BBC Countryfile transmitted an interesting and alarming item about GM animals on Sunday August 11th 2013. Centred on work being undertaken at the Roslin Institute in Scotland, pigs are being genetically modified to develop immunity to African Swine Fever. Apparently this is a disease that is spreading quickly, and has already reached Russia. Although not explicitly stated, the implication was that it will reach the shores of the UK in the near future. This is, without doubt, bad news for pigs, for it is a fatal and unpleasant disease, for which there is no vaccine and no cure.
Pigs in Africa, it was stated, have a natural immunity to the disease, hence the research at Roslin. So what’s the problem? Surely this is the right research to be undertaking?
The first problem is that the research is years away from arriving at a GM pig with immunity to African Swine Fever. Once the immunity is demonstrated there is matter of researching the longer term consequences, and, of course, obtaining regulatory approval. So, we are looking at possibly a 10 to 20 year timescale? So one must ask: why bother?
The answer to this latter question is straightforward: patents, money, publications, and the kudos that comes from undertaking groundbreaking research, and, the further research funding that follows. We live in a world where people act and advise in their own interests. So it is advisable that people should not participate in the delusion that scientists involved in this type of research are impartial, unbiased, and value free.
And what of other problems? The one of most concern is that these scientists do not understand what they are meddling with and may well be creating unforeseen problems for future generations. This is why, in my about to be released book, A Tale of Two Deserts, I call scientists, whatever the name their parents gave them at birth: Epimetheus (if you do not know Ancient Greek Mythology, Google “Epimetheus”). Of course, they, the (mad) scientists and their supporters will no doubt eventually say, that the risks can be managed. The meaning of this is something that I will address in a future blog, but you may be interested to know that this phrase is one that the central character in my forthcoming novel Moments in Time, says a lot, until that is, he learns the hard way, that the risks cannot be managed!

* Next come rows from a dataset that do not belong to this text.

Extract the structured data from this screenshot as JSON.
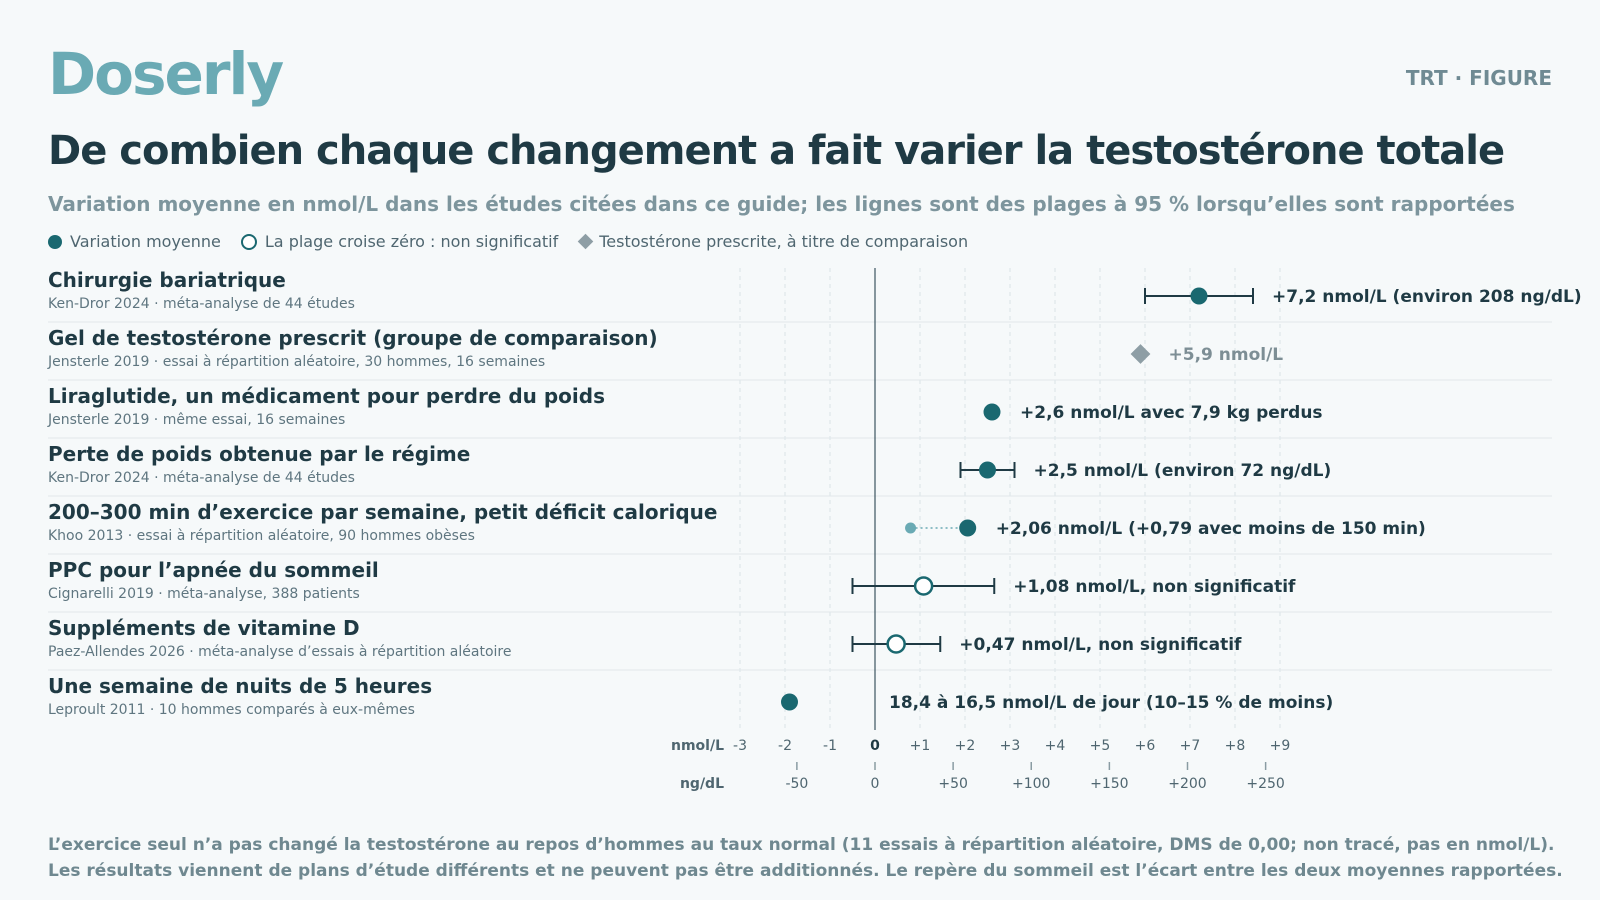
{
  "header": {
    "brand": "Doserly",
    "tag": "TRT · FIGURE",
    "title": "De combien chaque changement a fait varier la testostérone totale",
    "subtitle": "Variation moyenne en nmol/L dans les études citées dans ce guide; les lignes sont des plages à 95 % lorsqu’elles sont rapportées"
  },
  "legend": [
    {
      "marker": "filled",
      "label": "Variation moyenne"
    },
    {
      "marker": "open",
      "label": "La plage croise zéro : non significatif"
    },
    {
      "marker": "diamond",
      "label": "Testostérone prescrite, à titre de comparaison"
    }
  ],
  "colors": {
    "brand": "#6aaab4",
    "marker": "#1a6870",
    "marker_light": "#6aaab4",
    "comparison": "#8e9ea5",
    "text": "#1f3a44"
  },
  "chart_data": {
    "type": "forest",
    "x_unit": "nmol/L",
    "x_secondary_unit": "ng/dL",
    "xlim": [
      -3,
      9
    ],
    "x_ticks": [
      {
        "value": -3,
        "label": "-3"
      },
      {
        "value": -2,
        "label": "-2"
      },
      {
        "value": -1,
        "label": "-1"
      },
      {
        "value": 0,
        "label": "0"
      },
      {
        "value": 1,
        "label": "+1"
      },
      {
        "value": 2,
        "label": "+2"
      },
      {
        "value": 3,
        "label": "+3"
      },
      {
        "value": 4,
        "label": "+4"
      },
      {
        "value": 5,
        "label": "+5"
      },
      {
        "value": 6,
        "label": "+6"
      },
      {
        "value": 7,
        "label": "+7"
      },
      {
        "value": 8,
        "label": "+8"
      },
      {
        "value": 9,
        "label": "+9"
      }
    ],
    "secondary_ticks": [
      {
        "value": -50,
        "label": "-50"
      },
      {
        "value": 0,
        "label": "0"
      },
      {
        "value": 50,
        "label": "+50"
      },
      {
        "value": 100,
        "label": "+100"
      },
      {
        "value": 150,
        "label": "+150"
      },
      {
        "value": 200,
        "label": "+200"
      },
      {
        "value": 250,
        "label": "+250"
      }
    ],
    "ng_per_nmol": 28.8,
    "rows": [
      {
        "title": "Chirurgie bariatrique",
        "source": "Ken-Dror 2024 · méta-analyse de 44 études",
        "value": 7.2,
        "ci": [
          6.0,
          8.4
        ],
        "marker": "filled",
        "label": "+7,2 nmol/L (environ 208 ng/dL)"
      },
      {
        "title": "Gel de testostérone prescrit (groupe de comparaison)",
        "source": "Jensterle 2019 · essai à répartition aléatoire, 30 hommes, 16 semaines",
        "value": 5.9,
        "ci": null,
        "marker": "diamond",
        "label": "+5,9 nmol/L"
      },
      {
        "title": "Liraglutide, un médicament pour perdre du poids",
        "source": "Jensterle 2019 · même essai, 16 semaines",
        "value": 2.6,
        "ci": null,
        "marker": "filled",
        "label": "+2,6 nmol/L avec 7,9 kg perdus"
      },
      {
        "title": "Perte de poids obtenue par le régime",
        "source": "Ken-Dror 2024 · méta-analyse de 44 études",
        "value": 2.5,
        "ci": [
          1.9,
          3.1
        ],
        "marker": "filled",
        "label": "+2,5 nmol/L (environ 72 ng/dL)"
      },
      {
        "title": "200–300 min d’exercice par semaine, petit déficit calorique",
        "source": "Khoo 2013 · essai à répartition aléatoire, 90 hommes obèses",
        "value": 2.06,
        "ci": null,
        "secondary_value": 0.79,
        "marker": "filled",
        "label": "+2,06 nmol/L (+0,79 avec moins de 150 min)"
      },
      {
        "title": "PPC pour l’apnée du sommeil",
        "source": "Cignarelli 2019 · méta-analyse, 388 patients",
        "value": 1.08,
        "ci": [
          -0.5,
          2.65
        ],
        "marker": "open",
        "label": "+1,08 nmol/L, non significatif"
      },
      {
        "title": "Suppléments de vitamine D",
        "source": "Paez-Allendes 2026 · méta-analyse d’essais à répartition aléatoire",
        "value": 0.47,
        "ci": [
          -0.5,
          1.45
        ],
        "marker": "open",
        "label": "+0,47 nmol/L, non significatif"
      },
      {
        "title": "Une semaine de nuits de 5 heures",
        "source": "Leproult 2011 · 10 hommes comparés à eux-mêmes",
        "value": -1.9,
        "ci": null,
        "marker": "filled",
        "label": "18,4 à 16,5 nmol/L de jour (10–15 % de moins)"
      }
    ]
  },
  "footnote": {
    "line1": "L’exercice seul n’a pas changé la testostérone au repos d’hommes au taux normal (11 essais à répartition aléatoire, DMS de 0,00; non tracé, pas en nmol/L).",
    "line2": "Les résultats viennent de plans d’étude différents et ne peuvent pas être additionnés. Le repère du sommeil est l’écart entre les deux moyennes rapportées."
  }
}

The essence of sustainability – sustainable agriculture – is that one does not, in our time, create problems for future generations. This has not been internalised by scientists, engineers and technologists, who bear a significant responsibility for the problems that the world now faces. And the answer to these problems does not lie in doing more of what has created the problems! We need new approaches to science, engineering and technology, and this means breaking those unbreakable chains that tie these people to the past. So we are back once more with the problem of the Prometheus Syndrome!
It is time to start peacefully opposing the madness of people meddling with that which they do not understand. We therefore need to push for research into a different way of dealing with these types of issues, while at the same time applying pressure to have this type of research stopped. If you are not aware, the Roslin Institute is funded by the Biotechnology and Biological Sciences Research Council (BBSRC). This means that it is spending UK taxpayers money on research that people in the UK should be asking questions about. So recall what I have said in previous blogs about using your vote, your wallet and your lifestyle choices to bring about peaceful change in the world.